Per questo, usciamo, andiamo ad offrire a tutti la vita di Gesù Cristo (cfr Esort. ap. Evangelii gaudium, 49). Il Popolo di Dio sa coinvolgersi perché è discepolo di Colui che si è messo in ginocchio davanti ai suoi per lavare loro i piedi (cfr ibid., 24).
Oggi siamo qui, possiamo essere qui perché ci sono stati molti che hanno avuto il coraggio di rispondere a questa chiamata, molti che hanno creduto che «la vita si accresce donandola e si indebolisce nell’isolamento e nella comodità» (Documento di Aparecida, 360). Siamo figli dell’audacia missionaria di tanti che hanno preferito non rinchiudersi «nelle strutture che danno una falsa protezione […] nelle abitudini in cui ci sentiamo tranquilli, mentre fuori c’è una moltitudine affamata» (Esort. ap. Evangelii gaudium, 49). Siamo debitori di una Tradizione, di una catena di testimoni che hanno reso possibile che la Buona Novella del Vangelo continui ad essere di generazione in generazione Nuova e Buona.
Ed oggi ricordiamo uno di quei testimoni che ha saputo testimoniare in queste terre la gioia del Vangelo: Padre Junipero Serra. Ha saputo vivere quello che è “la Chiesa in uscita”, questa Chiesa che sa uscire e andare per le strade, per condividere la tenerezza riconciliatrice di Dio. Ha saputo lasciare la sua terra, le sue usanze, ha avuto il coraggio di aprire vie, ha saputo andare incontro a tanti imparando a rispettare le loro usanze e le loro caratteristiche.

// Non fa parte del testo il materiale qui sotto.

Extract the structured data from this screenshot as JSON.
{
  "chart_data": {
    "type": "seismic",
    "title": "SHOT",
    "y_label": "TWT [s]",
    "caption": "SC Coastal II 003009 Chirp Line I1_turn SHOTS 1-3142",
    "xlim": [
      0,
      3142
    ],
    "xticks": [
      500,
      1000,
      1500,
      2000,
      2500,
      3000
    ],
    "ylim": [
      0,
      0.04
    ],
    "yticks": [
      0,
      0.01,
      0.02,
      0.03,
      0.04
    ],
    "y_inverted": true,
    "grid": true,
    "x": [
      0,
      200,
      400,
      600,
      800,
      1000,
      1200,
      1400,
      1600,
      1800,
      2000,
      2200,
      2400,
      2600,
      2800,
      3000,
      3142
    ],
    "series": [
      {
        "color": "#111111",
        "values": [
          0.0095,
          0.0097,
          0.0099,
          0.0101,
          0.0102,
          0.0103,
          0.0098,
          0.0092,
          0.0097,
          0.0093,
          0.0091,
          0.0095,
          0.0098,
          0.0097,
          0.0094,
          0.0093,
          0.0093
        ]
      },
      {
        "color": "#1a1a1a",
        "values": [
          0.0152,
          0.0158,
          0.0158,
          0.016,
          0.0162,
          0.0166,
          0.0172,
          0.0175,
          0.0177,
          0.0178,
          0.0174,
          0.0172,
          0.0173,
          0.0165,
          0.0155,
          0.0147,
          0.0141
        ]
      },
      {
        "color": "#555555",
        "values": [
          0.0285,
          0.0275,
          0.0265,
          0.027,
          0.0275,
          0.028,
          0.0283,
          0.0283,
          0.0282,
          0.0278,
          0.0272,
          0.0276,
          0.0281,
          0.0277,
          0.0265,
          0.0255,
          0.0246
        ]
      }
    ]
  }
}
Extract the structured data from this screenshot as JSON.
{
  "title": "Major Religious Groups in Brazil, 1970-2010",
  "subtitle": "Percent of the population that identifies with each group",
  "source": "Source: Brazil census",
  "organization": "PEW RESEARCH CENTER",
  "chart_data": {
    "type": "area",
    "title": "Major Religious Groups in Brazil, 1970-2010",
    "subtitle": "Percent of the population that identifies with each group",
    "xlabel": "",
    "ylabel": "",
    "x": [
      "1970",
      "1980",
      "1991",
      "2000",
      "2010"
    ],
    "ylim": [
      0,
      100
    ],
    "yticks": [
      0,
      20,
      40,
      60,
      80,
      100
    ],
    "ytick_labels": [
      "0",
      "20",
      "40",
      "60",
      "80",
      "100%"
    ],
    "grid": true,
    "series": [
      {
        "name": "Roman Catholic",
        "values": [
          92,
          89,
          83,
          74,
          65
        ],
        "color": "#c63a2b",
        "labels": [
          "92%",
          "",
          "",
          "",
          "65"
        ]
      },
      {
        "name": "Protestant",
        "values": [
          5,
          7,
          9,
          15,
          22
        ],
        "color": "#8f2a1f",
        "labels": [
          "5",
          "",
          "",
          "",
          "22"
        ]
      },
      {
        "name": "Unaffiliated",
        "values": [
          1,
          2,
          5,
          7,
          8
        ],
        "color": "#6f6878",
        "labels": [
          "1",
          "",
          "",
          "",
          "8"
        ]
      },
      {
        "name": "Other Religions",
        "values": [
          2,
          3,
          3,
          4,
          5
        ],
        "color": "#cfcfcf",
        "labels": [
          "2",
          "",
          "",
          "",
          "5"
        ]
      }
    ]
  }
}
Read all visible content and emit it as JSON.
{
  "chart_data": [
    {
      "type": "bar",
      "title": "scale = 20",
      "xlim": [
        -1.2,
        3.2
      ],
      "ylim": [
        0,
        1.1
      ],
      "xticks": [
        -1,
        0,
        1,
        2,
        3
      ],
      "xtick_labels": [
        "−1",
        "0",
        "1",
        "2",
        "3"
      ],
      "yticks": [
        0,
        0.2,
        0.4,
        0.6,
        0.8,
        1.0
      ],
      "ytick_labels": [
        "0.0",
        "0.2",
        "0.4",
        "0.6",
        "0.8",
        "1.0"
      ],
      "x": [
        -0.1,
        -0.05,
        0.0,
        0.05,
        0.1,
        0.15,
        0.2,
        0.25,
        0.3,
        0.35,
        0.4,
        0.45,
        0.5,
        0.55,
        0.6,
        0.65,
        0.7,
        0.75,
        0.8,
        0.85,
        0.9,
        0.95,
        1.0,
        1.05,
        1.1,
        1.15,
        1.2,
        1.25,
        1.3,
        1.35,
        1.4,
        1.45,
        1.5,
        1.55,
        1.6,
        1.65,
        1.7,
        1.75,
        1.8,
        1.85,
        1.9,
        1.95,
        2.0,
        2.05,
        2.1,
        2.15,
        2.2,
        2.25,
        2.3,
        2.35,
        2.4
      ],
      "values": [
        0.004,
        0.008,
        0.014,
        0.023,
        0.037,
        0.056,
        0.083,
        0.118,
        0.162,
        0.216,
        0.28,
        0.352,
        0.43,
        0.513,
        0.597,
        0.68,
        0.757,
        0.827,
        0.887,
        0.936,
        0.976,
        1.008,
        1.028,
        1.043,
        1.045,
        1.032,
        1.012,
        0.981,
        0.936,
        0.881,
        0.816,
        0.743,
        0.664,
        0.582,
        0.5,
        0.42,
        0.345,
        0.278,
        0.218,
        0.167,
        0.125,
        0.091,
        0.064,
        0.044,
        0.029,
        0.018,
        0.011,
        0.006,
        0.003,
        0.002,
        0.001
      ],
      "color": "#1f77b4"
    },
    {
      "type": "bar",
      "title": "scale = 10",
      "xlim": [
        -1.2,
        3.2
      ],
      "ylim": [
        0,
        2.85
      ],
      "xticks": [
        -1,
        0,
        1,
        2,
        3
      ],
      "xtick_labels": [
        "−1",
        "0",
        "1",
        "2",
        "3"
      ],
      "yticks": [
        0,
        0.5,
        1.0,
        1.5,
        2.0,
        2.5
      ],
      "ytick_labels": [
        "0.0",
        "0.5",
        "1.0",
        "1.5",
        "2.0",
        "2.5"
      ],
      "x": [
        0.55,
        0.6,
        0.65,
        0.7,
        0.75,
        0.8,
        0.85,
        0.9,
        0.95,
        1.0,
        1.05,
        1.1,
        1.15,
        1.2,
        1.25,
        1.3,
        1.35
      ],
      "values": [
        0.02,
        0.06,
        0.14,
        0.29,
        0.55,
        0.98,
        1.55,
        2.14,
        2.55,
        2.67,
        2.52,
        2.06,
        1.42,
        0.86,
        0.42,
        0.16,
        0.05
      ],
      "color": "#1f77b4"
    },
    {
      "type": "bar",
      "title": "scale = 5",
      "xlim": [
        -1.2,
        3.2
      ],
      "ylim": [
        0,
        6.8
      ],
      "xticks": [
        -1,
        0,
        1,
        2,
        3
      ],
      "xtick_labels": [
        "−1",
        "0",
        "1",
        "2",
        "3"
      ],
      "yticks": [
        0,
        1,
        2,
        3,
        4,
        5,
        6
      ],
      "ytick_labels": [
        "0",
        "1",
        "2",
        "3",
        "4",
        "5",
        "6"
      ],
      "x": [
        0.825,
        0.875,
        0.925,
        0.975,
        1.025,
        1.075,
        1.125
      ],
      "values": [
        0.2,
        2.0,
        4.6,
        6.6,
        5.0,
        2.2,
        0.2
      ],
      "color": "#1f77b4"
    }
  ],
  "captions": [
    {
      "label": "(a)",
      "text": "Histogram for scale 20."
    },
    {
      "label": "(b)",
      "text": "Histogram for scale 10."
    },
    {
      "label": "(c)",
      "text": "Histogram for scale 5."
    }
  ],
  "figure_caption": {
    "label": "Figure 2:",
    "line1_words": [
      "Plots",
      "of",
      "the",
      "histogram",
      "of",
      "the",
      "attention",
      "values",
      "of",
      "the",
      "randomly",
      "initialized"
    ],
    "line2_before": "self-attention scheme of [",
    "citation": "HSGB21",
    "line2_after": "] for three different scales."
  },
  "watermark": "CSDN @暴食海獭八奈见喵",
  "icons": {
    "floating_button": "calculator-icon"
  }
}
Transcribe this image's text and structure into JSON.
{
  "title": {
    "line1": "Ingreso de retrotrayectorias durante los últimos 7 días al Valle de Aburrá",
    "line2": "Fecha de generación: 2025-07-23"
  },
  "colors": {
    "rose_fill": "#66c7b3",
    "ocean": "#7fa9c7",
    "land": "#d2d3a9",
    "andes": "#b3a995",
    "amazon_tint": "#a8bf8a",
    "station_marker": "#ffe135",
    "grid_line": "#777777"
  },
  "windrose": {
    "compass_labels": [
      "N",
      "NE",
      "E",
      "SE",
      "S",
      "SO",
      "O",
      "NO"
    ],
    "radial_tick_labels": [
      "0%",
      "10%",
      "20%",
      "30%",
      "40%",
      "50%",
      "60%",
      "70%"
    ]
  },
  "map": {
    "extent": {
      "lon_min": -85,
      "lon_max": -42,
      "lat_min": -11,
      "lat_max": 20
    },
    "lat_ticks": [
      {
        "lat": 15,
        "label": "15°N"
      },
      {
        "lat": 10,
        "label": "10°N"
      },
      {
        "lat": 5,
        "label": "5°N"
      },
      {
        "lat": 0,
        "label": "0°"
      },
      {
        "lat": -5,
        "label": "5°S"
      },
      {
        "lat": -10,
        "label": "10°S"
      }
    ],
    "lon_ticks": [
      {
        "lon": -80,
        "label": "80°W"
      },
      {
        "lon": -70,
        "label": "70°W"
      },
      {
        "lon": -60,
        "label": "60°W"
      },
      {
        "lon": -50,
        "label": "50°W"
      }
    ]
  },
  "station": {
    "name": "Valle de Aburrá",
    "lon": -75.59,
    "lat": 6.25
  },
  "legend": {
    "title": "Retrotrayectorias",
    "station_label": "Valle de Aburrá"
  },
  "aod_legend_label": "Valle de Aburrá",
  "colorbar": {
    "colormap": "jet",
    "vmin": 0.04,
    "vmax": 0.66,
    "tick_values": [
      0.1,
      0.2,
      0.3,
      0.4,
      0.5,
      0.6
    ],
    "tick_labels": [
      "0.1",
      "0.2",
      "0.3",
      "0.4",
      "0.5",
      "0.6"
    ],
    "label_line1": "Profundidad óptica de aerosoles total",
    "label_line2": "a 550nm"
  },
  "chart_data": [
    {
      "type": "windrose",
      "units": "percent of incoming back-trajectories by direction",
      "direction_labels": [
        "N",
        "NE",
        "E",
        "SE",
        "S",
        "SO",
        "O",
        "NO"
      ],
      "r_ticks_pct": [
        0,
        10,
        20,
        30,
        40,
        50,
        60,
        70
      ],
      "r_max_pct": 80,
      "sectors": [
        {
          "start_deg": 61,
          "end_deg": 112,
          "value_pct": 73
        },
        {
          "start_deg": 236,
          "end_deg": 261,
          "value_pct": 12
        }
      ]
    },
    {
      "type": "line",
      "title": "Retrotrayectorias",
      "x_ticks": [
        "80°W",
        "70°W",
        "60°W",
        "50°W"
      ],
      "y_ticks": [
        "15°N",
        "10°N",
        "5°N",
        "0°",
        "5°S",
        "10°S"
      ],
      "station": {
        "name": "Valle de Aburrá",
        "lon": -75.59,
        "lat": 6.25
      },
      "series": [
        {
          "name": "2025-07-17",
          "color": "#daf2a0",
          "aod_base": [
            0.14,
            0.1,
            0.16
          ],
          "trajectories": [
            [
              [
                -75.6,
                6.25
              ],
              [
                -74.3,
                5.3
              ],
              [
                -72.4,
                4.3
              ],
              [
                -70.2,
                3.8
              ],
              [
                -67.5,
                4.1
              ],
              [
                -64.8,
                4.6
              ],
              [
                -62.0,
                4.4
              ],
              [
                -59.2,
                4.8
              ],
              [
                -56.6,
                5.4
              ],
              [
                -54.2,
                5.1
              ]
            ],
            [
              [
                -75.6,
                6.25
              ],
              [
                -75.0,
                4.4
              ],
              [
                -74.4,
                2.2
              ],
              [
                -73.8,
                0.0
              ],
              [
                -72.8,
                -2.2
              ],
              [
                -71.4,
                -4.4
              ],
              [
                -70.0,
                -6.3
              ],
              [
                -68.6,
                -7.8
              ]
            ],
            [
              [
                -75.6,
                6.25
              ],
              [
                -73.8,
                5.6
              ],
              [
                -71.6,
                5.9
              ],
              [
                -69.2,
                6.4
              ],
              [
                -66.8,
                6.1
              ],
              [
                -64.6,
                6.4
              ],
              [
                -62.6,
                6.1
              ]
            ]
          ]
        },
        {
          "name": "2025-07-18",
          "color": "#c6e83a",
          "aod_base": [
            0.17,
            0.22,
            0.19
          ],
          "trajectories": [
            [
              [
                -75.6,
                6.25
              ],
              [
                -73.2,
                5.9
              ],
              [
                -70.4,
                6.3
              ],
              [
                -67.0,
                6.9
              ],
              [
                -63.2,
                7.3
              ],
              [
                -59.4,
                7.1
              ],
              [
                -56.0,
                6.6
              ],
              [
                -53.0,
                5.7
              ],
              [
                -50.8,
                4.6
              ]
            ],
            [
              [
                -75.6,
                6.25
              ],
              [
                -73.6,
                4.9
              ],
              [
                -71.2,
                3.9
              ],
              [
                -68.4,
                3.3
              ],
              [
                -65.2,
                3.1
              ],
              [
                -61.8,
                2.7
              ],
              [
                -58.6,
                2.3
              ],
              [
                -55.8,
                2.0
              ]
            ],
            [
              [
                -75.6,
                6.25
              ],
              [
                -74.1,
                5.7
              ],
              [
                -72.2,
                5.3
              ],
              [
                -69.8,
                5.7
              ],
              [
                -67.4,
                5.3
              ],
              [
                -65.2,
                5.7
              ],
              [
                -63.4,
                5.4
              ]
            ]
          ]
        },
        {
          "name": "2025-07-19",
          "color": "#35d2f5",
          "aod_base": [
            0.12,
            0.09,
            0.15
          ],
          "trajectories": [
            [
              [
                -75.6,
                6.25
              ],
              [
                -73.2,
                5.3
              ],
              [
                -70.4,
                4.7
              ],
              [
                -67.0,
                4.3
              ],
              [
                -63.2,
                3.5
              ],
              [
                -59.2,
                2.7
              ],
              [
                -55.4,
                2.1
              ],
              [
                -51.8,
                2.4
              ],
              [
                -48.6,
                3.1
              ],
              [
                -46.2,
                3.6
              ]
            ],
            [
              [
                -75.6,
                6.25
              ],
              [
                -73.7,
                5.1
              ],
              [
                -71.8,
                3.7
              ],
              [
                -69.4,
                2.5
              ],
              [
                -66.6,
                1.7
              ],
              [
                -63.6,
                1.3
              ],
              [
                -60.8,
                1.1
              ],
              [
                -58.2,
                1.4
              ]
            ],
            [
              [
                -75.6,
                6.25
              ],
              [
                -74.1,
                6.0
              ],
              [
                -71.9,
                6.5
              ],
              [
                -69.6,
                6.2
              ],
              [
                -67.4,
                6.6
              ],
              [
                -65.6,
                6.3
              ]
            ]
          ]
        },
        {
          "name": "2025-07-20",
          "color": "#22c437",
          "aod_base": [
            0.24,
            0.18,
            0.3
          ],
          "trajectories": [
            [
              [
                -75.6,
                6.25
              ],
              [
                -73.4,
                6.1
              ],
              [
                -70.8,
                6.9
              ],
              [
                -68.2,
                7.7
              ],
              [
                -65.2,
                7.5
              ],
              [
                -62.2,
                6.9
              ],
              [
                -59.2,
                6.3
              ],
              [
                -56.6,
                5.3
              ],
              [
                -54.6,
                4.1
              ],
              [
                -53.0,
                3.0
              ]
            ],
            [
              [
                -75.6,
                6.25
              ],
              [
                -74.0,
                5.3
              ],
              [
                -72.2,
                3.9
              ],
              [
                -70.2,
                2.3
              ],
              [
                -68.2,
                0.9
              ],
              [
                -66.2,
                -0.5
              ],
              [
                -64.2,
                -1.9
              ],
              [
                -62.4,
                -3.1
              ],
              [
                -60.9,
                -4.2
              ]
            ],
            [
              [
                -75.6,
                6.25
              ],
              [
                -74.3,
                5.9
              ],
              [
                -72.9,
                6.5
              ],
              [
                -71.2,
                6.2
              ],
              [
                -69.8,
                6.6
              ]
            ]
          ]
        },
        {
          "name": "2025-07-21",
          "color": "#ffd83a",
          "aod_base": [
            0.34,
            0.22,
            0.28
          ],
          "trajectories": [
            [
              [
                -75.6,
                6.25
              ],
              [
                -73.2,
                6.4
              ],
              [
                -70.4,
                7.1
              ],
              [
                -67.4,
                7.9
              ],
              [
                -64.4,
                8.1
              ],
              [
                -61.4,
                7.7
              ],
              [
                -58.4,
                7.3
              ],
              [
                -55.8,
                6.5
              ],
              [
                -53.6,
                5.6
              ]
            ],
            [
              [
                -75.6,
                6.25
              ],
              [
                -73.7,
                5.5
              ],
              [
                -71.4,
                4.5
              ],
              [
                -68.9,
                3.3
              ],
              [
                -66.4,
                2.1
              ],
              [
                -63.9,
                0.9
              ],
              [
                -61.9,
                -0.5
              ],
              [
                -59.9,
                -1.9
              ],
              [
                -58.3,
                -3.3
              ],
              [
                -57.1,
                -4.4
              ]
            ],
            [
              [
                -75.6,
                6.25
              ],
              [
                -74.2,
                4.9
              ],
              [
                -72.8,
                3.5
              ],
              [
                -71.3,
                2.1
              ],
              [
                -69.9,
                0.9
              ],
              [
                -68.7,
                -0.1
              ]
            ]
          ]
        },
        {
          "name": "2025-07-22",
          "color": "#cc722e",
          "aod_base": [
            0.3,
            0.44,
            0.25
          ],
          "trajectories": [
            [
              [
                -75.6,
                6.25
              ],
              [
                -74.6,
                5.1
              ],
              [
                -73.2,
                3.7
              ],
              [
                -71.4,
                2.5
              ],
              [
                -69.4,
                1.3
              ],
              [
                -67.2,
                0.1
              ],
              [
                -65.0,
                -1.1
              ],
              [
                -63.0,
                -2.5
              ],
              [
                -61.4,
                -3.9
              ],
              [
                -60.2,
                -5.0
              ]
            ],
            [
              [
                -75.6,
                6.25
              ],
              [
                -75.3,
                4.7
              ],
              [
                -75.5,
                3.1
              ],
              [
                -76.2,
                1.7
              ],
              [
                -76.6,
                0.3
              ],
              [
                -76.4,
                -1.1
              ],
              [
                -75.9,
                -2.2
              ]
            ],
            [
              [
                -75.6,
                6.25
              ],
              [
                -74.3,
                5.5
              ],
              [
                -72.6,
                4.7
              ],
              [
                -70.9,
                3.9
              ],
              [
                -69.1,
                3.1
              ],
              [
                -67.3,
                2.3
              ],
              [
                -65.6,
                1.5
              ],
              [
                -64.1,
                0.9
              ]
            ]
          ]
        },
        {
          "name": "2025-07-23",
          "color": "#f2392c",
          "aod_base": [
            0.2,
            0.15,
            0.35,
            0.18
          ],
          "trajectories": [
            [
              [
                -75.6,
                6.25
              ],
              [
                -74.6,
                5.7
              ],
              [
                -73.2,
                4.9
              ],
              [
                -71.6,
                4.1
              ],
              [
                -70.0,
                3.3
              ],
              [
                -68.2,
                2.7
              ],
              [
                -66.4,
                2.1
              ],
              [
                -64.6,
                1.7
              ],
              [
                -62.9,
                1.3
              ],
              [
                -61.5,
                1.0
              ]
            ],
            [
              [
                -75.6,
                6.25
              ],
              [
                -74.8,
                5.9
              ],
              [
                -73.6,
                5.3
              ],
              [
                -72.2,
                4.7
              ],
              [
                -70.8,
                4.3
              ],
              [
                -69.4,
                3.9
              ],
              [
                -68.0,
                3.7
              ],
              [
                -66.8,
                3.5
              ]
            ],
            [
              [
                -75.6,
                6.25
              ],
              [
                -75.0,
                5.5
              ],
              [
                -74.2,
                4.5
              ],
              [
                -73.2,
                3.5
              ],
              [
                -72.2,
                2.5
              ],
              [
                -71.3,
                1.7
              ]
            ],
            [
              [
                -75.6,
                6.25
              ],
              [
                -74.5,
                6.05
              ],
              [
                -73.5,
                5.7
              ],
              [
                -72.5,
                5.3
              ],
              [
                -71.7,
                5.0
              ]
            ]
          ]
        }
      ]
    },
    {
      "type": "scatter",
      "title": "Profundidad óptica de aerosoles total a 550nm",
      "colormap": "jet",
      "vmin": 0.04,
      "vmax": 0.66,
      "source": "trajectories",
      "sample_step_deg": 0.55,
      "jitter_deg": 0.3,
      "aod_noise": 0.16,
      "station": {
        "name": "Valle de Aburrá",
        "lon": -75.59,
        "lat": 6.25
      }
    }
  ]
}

Ha imparato a generare e ad accompagnare la vita di Dio nei volti di coloro che incontrava rendendoli suoi fratelli. Junipero ha cercato di difendere la dignità della comunità nativa, proteggendola da quanti ne avevano abusato. Abusi che oggi continuano a procurarci dispiacere, specialmente per il dolore che provocano nella vita di tante persone.
Scelse un motto che ispirò i suoi passi e plasmò la sua vita: seppe dire, ma soprattutto seppe vivere dicendo: “Sempre avanti”. Questo è stato il modo che Junipero ha trovato per vivere la gioia del Vangelo, perché non si anestetizzasse il suo cuore. E’ stato sempre avanti, perché il Signore aspetta; sempre avanti, perché il fratello aspetta; sempre avanti per tutto ciò che ancora gli rimaneva da vivere; è stato sempre avanti. Come lui allora, che noi oggi possiamo dire: sempre avanti.